Acórdão - PODER JUDICIÁRIO Tribunal Regional Federal da 3ª Região 1ª Turma APELAÇÃO CÍVEL (198) Nº 0001320-80.2019.4.03.6182 RELATOR: Gab. 02 - DES. FED. WILSON ZAUHY
Cuida-se de embargos à execução fiscal opostos por INDÚSTRIA MECÂNICA URI EIRELI em face do INSS. Valorada a causa em R$ 3.467.891,20. Proferida sentença nos seguintes termos, em síntese: “Trata-se de embargos à execução opostos por INDUSTRIA MECANICA URI LTDA, alegando, em síntese, a não recepção das contribuições ao INCRA, SENAI, SESI, SEBRAE e o salário -educação por emenda constitucional; ao final, pugna pela extinção do crédito tributário objeto da execução fiscal principal. Juntou documentos às fls. 26/331. Determinado ao embargante proceda ao reforço da penhora (fl. 334), alegou inexigibilidade de garantia para oposição de embargos (fls. 336/345). É o relatório. Decido. A garantia do juízo é requisito indispensável ao recebimento dos presentes embargos nos termos do §1º, do artigo 16, da Lei 6.830/80. No caso em tela, verifico que a execução fiscal não está totalmente garantida, subsistindo penhora de ativos financeiros em valor insignificante frente ao valor executado. Isso porque a penhora recaiu sobre R$ 1.471,15 (um mil, quatrocentos e setenta e um reais e quinze centavos) e o valor executado totalizava, em agosto de 2018, R$ 3.438.059,21 (três milhões, quatrocentos e trinta e oito mil e cinquenta e nove reais -e vinte e um centavos). (...)
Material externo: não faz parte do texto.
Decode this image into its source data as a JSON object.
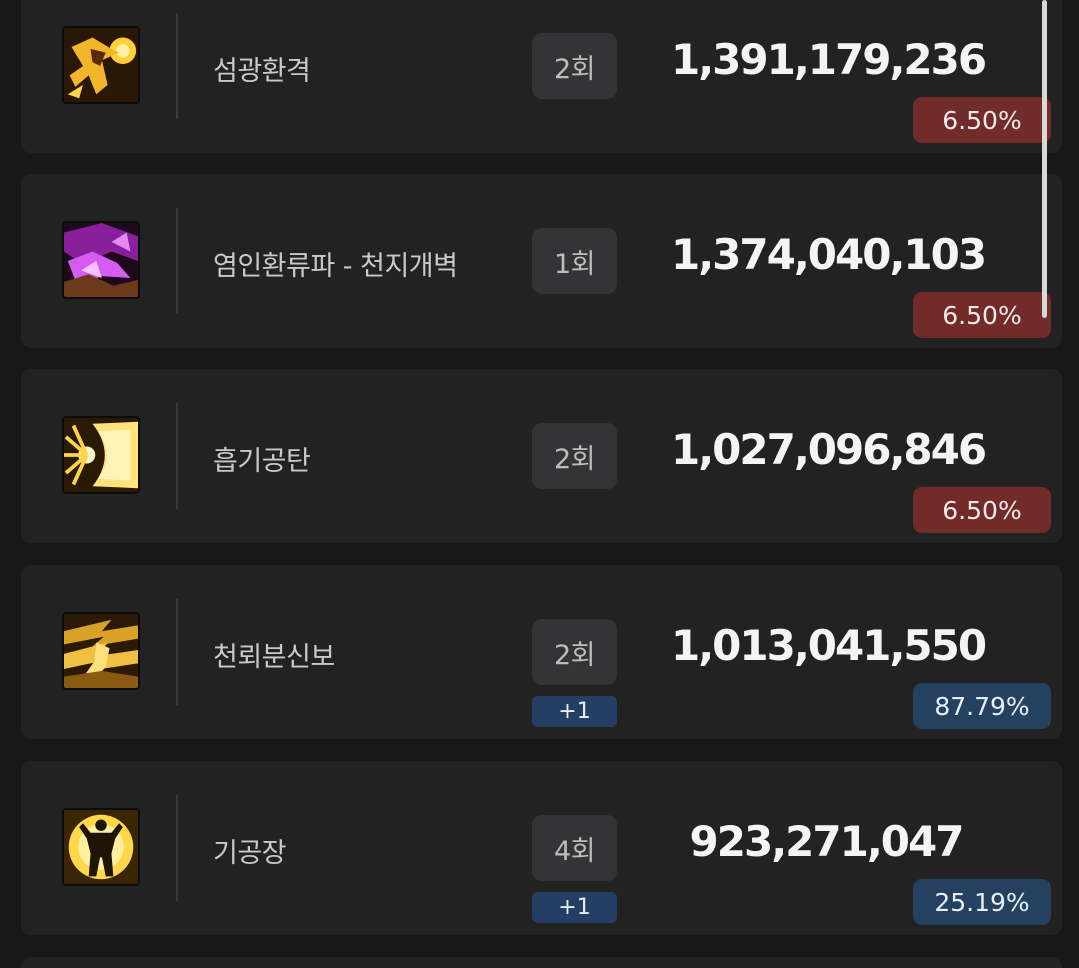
{
  "rows": [
    {
      "name": "섬광환격",
      "count": "2회",
      "plus": "",
      "damage": "1,391,179,236",
      "percent": "6.50%",
      "percent_color": "red",
      "icon": "flash-strike-icon"
    },
    {
      "name": "염인환류파 - 천지개벽",
      "count": "1회",
      "plus": "",
      "damage": "1,374,040,103",
      "percent": "6.50%",
      "percent_color": "red",
      "icon": "flame-wave-icon"
    },
    {
      "name": "흡기공탄",
      "count": "2회",
      "plus": "",
      "damage": "1,027,096,846",
      "percent": "6.50%",
      "percent_color": "red",
      "icon": "energy-blast-icon"
    },
    {
      "name": "천뢰분신보",
      "count": "2회",
      "plus": "+1",
      "damage": "1,013,041,550",
      "percent": "87.79%",
      "percent_color": "blue",
      "icon": "lightning-clone-icon"
    },
    {
      "name": "기공장",
      "count": "4회",
      "plus": "+1",
      "damage": "923,271,047",
      "percent": "25.19%",
      "percent_color": "blue",
      "icon": "qi-palm-icon"
    }
  ],
  "colors": {
    "background": "#181818",
    "row": "#222223",
    "badge_red": "#712b29",
    "badge_blue": "#24415f"
  }
}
Diante do exposto, indefiro a petição inicial e extingo sem resolução de mérito os embargos à execução, nos termos do artigo 485, incisos I e IV, do Código de Processo Civil, combinado com o artigo 16, § 1º da Lei de Execuções Fiscais. Deixo de condenar o embargante no pagamento de honorários advocatícios haja vista a inexistência de relação jurídica processual.” Apela a embargante. Sustenta que “a garantia parcial do débito não deve constituir óbice ao oferecimento dos embargos à execução”. No mérito defende a “não recepção das contribuições ao INCRA, SENAI, SESI, SEBRAE e o salário-educação pela EC nº 33/2001” e ofensa ao princípio da referibilidade. A União apresentou contrarrazões requerendo o desprovimento da apelação da União. É o relatório. PODER JUDICIÁRIO Tribunal Regional Federal da 3ª Região 1ª Turma APELAÇÃO CÍVEL (198) Nº 0001320-80.2019.4.03.6182 RELATOR: Gab. 02 - DES. FED. WILSON ZAUHY
Diante do exposto, indefiro a petição inicial e extingo sem resolução de mérito os embargos à execução, nos termos do artigo 485, incisos I e IV, do Código de Processo Civil, combinado com o artigo 16, § 1º da Lei de Execuções Fiscais. Passo ao exame do recurso. Quanto ao mérito recursal, em momento algum, a parte recorrente tangencia a pretensão de converter os embargos à execução em exceção de pré-executividade. Ademais, a oposição de exceção de pré-executividade é opção da parte e, portanto, sequer precisaria buscar tal providência em sede recursal. Nestes termos, cabe a este órgão julgador delimitar a análise recursal à matéria devolvida no apelo que é o não conhecimento dos embargos à execução por ausência da garantia do Juízo. O Poder Judiciário não constitui órgão consultivo ou orientador da atividade advocatícia. Assim, o avanço sobre questões que sequer são cogitadas na ação e no recurso constitui julgamento extra-petita, causa de nulidade. Não se pode olvidar, ainda, que a conversão dos embargos à execução em exceção de pré-executividade, com a determinação de devolução dos autos ao Juízo de origem, sem oportunizar às partes a prévia manifestação a respeito, ferindo o contraditório, constitui decisão surpresa, vedada pela vigente codificação (arts. 9º e 10 CPC/2015) e, por mais esse motivo, uma decisão nula. Portanto, limitado à pretensão recursal, não estando minimamente garantida a dívida exequenda, deve ser mantida a sentença que extinguiu os embargos à execução.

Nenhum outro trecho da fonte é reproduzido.